Hablando estrictamente de zapatos, uno maneja toda clase de razones ilusorias, atenuantes y argumentos inventados para prolongar, lastimosamente, lo que uno quiere ver posible en lo que realmente no lo es. Yo tenía una novia que decía que para conocer a una persona hay que mirarle los zapatos. Creo que no le faltaba razón, aunque el tema es mucho más amplio si atendemos a que lo que uno ES lo tenemos siempre mediatizado con lo que uno mismo cree que es, lo que uno quiere ser, e incluso lo que aparenta ser. En fin, que hay muchos zapatos susceptibles de calzarnos, antes de que demos con los nuestros.

A veces, en la vida normal, sin aviso, ocurre que te encuentras con el zapato soñado, a un precio increíblemente rebajado, en el estante de pares sueltos. Puede ocurrir que no son de tu talla, pero te los pruebas y empiezas a verlos perfectos. Uno dice que es cuestión de buscar un calcetín más fino, cuestión de darle grasa por fuera y por dentro, y los más abnegados lo arreglan conteniendo la respiración. ¿Pero por qué tanto invento? Uno dice que es por la boda, otro porque no tiene tiempo, y otro que por la desesperación, pero oye, es un color TAN bonito, es una línea TAN elegante, que qué importa ese pequeño sufrir al principio. Uno se dice que todo lo nuevo molesta. Así que lo paga, y se lo lleva.

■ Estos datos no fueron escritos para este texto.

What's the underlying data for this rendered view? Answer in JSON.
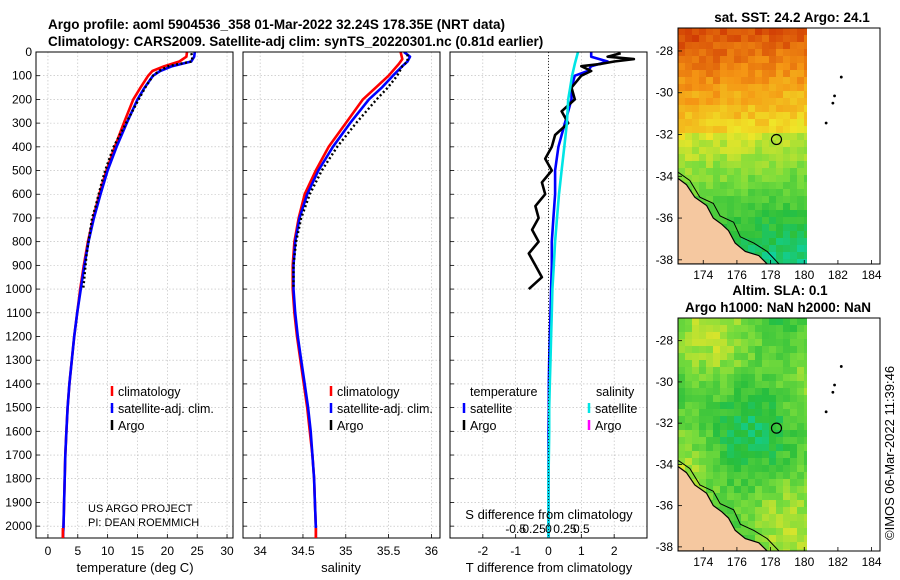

Luego uno se pone esos zapatos TAN elegantes, TAN preciosos, TAN rebajados, y se echa a la calle con ese aire suficiente de ¨nadie está en mis zapatos¨, y va uno por el mundo, sabiéndolo o sin saber, con ese andar aparentemente distinguido, con ese gesticular controlado, con esa sonrisa tensa del que está en unos zapatos TAN de otro pie. Y lo doloroso no es el dolor de los pies, qué va. Lo doloroso es que uno asume ese dolor como algo necesario, ineludible. Normal. Uno se dice, entre dientes, hostia, sí que duele, la horma está dura, la costura está apretada, la suela está rígida. Nada, hay que seguir caminando, a ver si la horma se ablanda, la costura se relaja y la suela se elastiza.

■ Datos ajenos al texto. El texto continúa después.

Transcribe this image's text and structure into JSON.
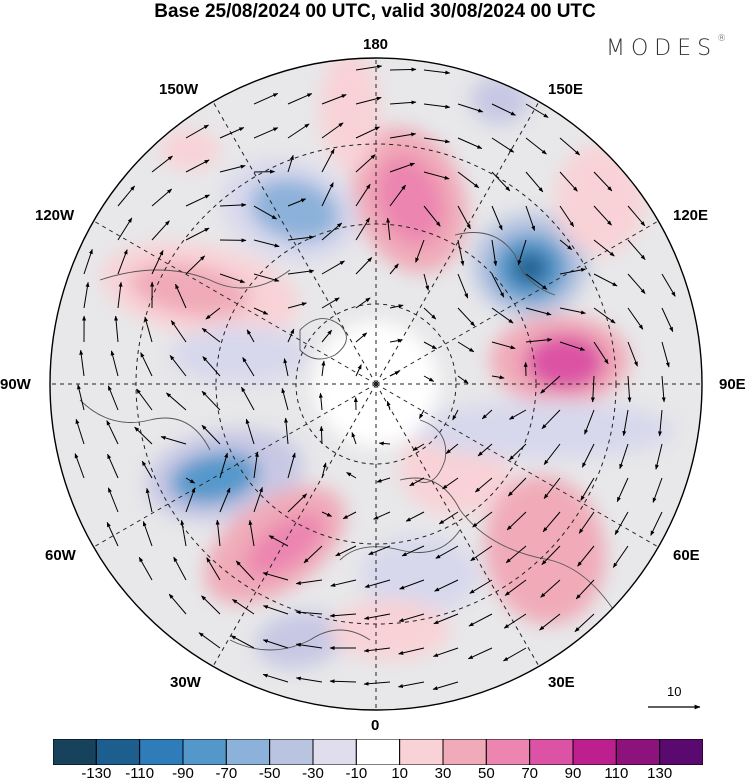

En la vida, entre chispacitos de dolor, uno se dice que, caminando, el zapato se hará al pie, pues para eso es el pie de quien lo ha pagado, ¿no? A ver quién te convence de que justamente está ocurriendo lo contrario: es el pie, de entrada, el que se está adaptando al zapato. Y uno tiene esa pereza, uno tiene esa elegancia para acabar sobreseyendo los fallos propios porque, total, quién va a echarle cuentas a ese mísero dolor que uno lleva escondido en el zapato. Son las cosas de lo nuevo, insiste uno mismo, las cosas que conlleva el mantenerse con la mirada suficiente, el atuendo calculado. Que no hay elegancia sin sacrificio, se dice uno, y bueno, ¿qué es una simple rozadura? ¿quién ha de notarla –te dices, ufano– mientras no consiga alterar la rectitud de mi porte? Bueno, la notas tú mismo la rozadura, claro ¿a quién más si no habría de hacerle notar su mensaje? Porque la rozadura, si te fijas, no es más que la advertencia de que no es perfecto el argumentaje que te has montado. No es mucho más. En esa zona, te está avisando de un roce no deseable: la piel se calienta y te hace una bolsita de aire. Duele, ¿verdad? Nadie lo ve, te dices, por suerte. Pero, a cada paso que das, el pie, puntualmente, te va diciendo que aquí, aquí, aquí, etc, él no puede adaptarse al zapato ¿Lo escuchas?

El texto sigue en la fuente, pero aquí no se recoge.